DEAR ABBY: I read a letter in your column that described how, for their parents' anniversary, the children asked friends and family to write letters recalling a special memory they had shared with the couple. The children put all of the letters into an album and presented it to the parents on their anniversary. I thought it was a great idea, but it wasn't until late last summer that I decided to take that advice myself.
My father's 70th birthday was approaching. Instead of requesting that the letters be sent to me, I asked everyone to send the letters directly to Dad during the week of his birthday. I intended to pay him a visit on the afternoon of his special day and collect them in a folder for him.
My father called me every day that week with such joy and excitement in his voice. He was getting about eight letters a day from people he hadn't heard from in years. All were filled with wonderful memories. I didn't tell him I sent the requests out, but someone who wrote him did. Dad thanked me and said it was the best gift he could have received. I promised to help him answer every letter.

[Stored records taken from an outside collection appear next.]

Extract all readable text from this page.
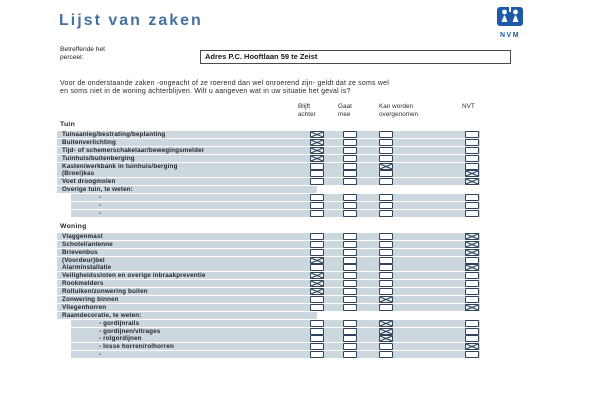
Lijst van zaken
NVM
Betreffende het
perceel:	Adres P.C. Hooftlaan 59 te Zeist
Voor de onderstaande zaken -ongeacht of ze roerend dan wel onroerend zijn- geldt dat ze soms wel
en soms niet in de woning achterblijven. Wilt u aangeven wat in uw situatie het geval is?
Blijft
achter
Gaat
mee
Kan worden
overgenomen
NVT
Tuin
Tuinaanleg/bestrating/beplanting
Buitenverlichting
Tijd- of schemerschakelaar/bewegingsmelder
Tuinhuis/buitenberging
Kasten/werkbank in tuinhuis/berging
(Broei)kas
Voet droogmolen
Overige tuin, te weten:
-
-
-
Woning
Vlaggenmast
Schotel/antenne
Brievenbus
(Voordeur)bel
Alarminstallatie
Veiligheidssloten en overige inbraakpreventie
Rookmelders
Rolluiken/zonwering buiten
Zonwering binnen
Vliegenhorren
Raamdecoratie, te weten:
- gordijnrails
- gordijnen/vitrages
- rolgordijnen
- losse horren/rolhorren
-
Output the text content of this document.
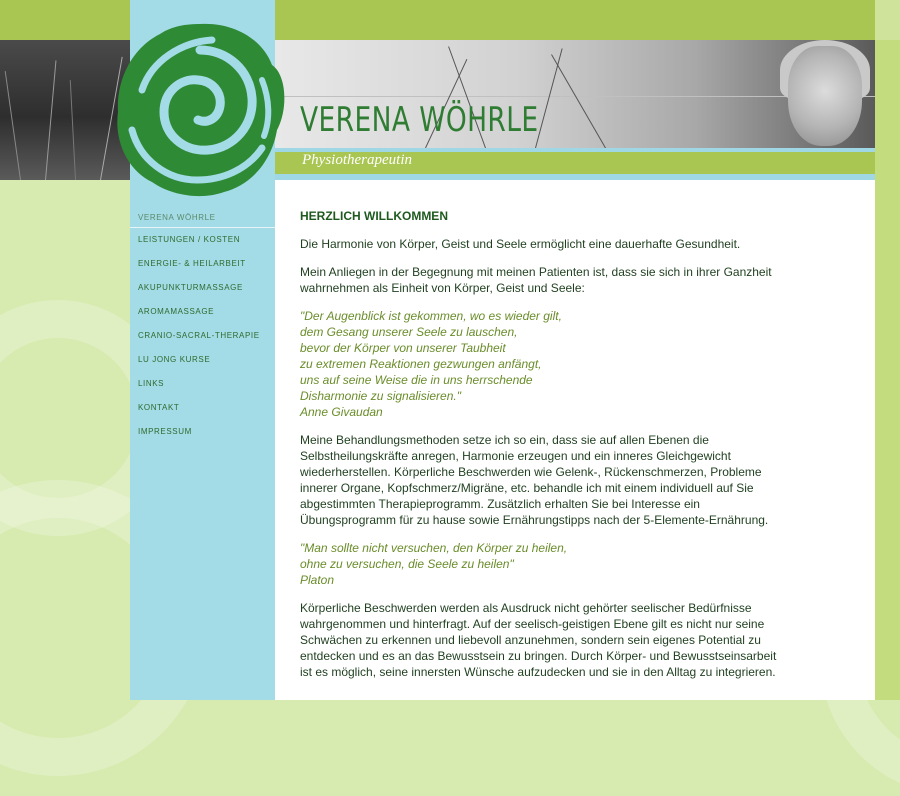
VERENA WÖHRLE
Physiotherapeutin
VERENA WÖHRLE
LEISTUNGEN / KOSTEN
ENERGIE- & HEILARBEIT
AKUPUNKTURMASSAGE
AROMAMASSAGE
CRANIO-SACRAL-THERAPIE
LU JONG KURSE
LINKS
KONTAKT
IMPRESSUM
HERZLICH WILLKOMMEN

Die Harmonie von Körper, Geist und Seele ermöglicht eine dauerhafte Gesundheit.

Mein Anliegen in der Begegnung mit meinen Patienten ist, dass sie sich in ihrer Ganzheit wahrnehmen als Einheit von Körper, Geist und Seele:

"Der Augenblick ist gekommen, wo es wieder gilt,
dem Gesang unserer Seele zu lauschen,
bevor der Körper von unserer Taubheit
zu extremen Reaktionen gezwungen anfängt,
uns auf seine Weise die in uns herrschende
Disharmonie zu signalisieren."
Anne Givaudan

Meine Behandlungsmethoden setze ich so ein, dass sie auf allen Ebenen die Selbstheilungskräfte anregen, Harmonie erzeugen und ein inneres Gleichgewicht wiederherstellen. Körperliche Beschwerden wie Gelenk-, Rückenschmerzen, Probleme innerer Organe, Kopfschmerz/Migräne, etc. behandle ich mit einem individuell auf Sie abgestimmten Therapieprogramm. Zusätzlich erhalten Sie bei Interesse ein Übungsprogramm für zu hause sowie Ernährungstipps nach der 5-Elemente-Ernährung.

"Man sollte nicht versuchen, den Körper zu heilen,
ohne zu versuchen, die Seele zu heilen"
Platon

Körperliche Beschwerden werden als Ausdruck nicht gehörter seelischer Bedürfnisse wahrgenommen und hinterfragt. Auf der seelisch-geistigen Ebene gilt es nicht nur seine Schwächen zu erkennen und liebevoll anzunehmen, sondern sein eigenes Potential zu entdecken und es an das Bewusstsein zu bringen. Durch Körper- und Bewusstseinsarbeit ist es möglich, seine innersten Wünsche aufzudecken und sie in den Alltag zu integrieren.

Well, my father died on the afternoon of his 70th birthday of a heart attack. I am so grateful that I acted upon something I read in your column. I kept my promise and answered every letter.
Thank you from the bottom of my heart for continuing to write your column. I'm 41 years old and have been a faithful reader since I was a teen-ager. I speak from experience when I say that although some people may read your column only for enjoyment, someday they'll need to use some of your sage advice. -- DEB LOGUE, EAST PETERSBURG, PA.
DEAR DEB: Please accept my sympathy on the loss of your beloved father. I'm gratified that an item you read in my column proved to be so meaningful. I have received many letters from readers who wanted me to know the pleasure that their loved ones experienced upon receiving a memory book. They make priceless, one-of-a-kind mementos.